A 100-metre stretch from Johnson Market to the building housing the Iranian Association, Bengaluru in Richmond Town was on Friday dotted with signboards in Persian. Outside a flat on the fourth floor, young Iranians stood in groups debating the political trends in back home and in India, occasionally stopping to greet a newcomer.
They had gathered to cast their vote in the Iranian presidential election. Prominent candidates include the incumbent Hassan Rouhani, Ebrahim Raisi and Mostafa Mir Salim.
Clad in a pair of jeans, a traditional scarf wrapped around her head, pharmacist Kiana Karami believes that voting is her duty. “Today, we did our duty towards the betterment of our country even though we don’t live there,” said Kiana, who is in her 20s and lives in Bengaluru with her husband.
Her husband Ali Ghobadi said, “Unless we participate in this democratic process, we will have no right to criticise and critique the elected president. A sense of guilt haunts me if I don’t vote.”
As people walked out of the hall after casting their vote, others cheered and slapped their backs while some took selfies.
“There is close fight between President Hassan Rouhani and Ebrahim Raisi. We have become a part of history as this election is very crucial for our country’s future. We are still experimenting with democracy in our country,” said Asra Ghoreishi, a pharmacist.

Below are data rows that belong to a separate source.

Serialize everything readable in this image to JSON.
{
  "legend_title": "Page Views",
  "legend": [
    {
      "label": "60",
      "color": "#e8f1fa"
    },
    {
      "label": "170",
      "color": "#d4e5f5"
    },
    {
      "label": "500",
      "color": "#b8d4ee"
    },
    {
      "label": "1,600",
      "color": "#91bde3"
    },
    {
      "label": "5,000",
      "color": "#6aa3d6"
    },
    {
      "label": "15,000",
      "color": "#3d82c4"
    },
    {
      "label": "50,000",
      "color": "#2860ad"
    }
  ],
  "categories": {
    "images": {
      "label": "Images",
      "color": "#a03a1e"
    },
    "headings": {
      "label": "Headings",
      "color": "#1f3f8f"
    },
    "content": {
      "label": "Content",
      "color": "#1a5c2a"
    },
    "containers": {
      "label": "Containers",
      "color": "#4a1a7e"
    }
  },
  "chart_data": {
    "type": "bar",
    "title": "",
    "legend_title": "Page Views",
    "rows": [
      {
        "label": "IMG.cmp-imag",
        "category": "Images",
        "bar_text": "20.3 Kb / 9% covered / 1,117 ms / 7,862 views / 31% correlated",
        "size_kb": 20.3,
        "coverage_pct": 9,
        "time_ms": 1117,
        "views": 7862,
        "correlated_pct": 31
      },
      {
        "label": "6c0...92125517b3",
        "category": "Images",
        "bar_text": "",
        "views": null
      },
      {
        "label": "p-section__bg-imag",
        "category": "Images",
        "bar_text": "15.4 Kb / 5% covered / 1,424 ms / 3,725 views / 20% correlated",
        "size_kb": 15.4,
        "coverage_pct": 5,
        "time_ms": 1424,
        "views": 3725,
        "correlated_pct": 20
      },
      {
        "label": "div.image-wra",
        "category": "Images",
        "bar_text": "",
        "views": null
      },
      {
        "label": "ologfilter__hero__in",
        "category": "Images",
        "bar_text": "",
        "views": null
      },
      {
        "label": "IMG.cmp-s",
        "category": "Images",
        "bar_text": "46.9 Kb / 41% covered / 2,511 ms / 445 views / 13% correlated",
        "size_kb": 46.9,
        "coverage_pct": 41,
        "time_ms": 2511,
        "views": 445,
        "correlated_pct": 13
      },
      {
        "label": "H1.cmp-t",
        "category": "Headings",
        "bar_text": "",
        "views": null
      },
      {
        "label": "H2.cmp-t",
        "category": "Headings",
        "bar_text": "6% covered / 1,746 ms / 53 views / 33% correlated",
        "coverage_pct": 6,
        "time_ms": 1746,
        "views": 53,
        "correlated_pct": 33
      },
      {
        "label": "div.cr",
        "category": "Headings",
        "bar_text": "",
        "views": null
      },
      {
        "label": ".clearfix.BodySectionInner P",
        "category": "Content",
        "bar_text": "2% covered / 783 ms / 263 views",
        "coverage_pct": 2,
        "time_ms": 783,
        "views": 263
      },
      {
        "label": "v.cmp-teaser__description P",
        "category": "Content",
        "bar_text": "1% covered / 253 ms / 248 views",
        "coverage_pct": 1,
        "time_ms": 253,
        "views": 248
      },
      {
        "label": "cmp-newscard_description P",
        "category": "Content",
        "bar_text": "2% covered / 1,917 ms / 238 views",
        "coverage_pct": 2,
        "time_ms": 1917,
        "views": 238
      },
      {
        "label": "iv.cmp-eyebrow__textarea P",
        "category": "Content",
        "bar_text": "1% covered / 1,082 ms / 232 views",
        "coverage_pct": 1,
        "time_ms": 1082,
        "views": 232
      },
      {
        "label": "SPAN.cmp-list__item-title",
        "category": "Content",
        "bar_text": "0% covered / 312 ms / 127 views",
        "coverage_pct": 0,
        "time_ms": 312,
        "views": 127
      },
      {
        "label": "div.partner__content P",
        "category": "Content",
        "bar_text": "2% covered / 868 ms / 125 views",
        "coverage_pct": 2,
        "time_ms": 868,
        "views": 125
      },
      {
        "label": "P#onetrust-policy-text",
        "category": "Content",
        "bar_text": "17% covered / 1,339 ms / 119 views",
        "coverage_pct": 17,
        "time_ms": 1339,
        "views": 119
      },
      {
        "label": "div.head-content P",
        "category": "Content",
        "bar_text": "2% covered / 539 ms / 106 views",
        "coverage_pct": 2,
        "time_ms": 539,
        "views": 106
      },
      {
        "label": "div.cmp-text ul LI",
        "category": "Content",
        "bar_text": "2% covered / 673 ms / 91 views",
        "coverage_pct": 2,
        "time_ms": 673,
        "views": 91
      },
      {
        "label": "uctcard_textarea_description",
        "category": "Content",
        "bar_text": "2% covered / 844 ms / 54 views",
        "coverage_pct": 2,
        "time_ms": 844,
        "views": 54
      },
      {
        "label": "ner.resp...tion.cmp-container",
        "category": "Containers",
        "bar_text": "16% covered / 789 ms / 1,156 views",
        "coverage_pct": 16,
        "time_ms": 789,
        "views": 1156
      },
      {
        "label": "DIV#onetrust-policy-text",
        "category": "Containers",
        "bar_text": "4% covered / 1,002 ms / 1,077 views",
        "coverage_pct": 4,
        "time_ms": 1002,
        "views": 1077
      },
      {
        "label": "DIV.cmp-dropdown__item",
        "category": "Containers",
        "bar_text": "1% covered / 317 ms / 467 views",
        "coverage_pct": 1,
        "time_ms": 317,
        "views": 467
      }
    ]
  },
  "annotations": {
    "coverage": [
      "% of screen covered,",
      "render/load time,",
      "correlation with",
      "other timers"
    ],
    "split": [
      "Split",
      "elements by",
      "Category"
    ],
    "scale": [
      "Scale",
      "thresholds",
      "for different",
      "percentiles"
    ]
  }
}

Majid Javedan, representative of the Consulate General of the Islamic Republic of Iran based in Hyderabad, was in Bengaluru to supervise the process, which was carried out with assistance from the Iranian Association.
Majid said that five polling stations had been set up in south India — two in Hyderabad and one each in Bengaluru, Mysuru and Chennai. “Iranians in 103 countries across the world will cast their votes. Counting begins as soon the voting ends,” he said.
Bengaluru is home to around 2,500 Iranians while approximately 300 Iranians call Mysuru their home.
For the past three weeks, the Iranian Association had been making arrangements for expats to gather at its office to watch the presidential debates and discuss the political situation. “We wanted to recreate a home-like atmosphere in Bengaluru before the polls,” said Davoud Jafari, head of the Iranian Association in Bengaluru.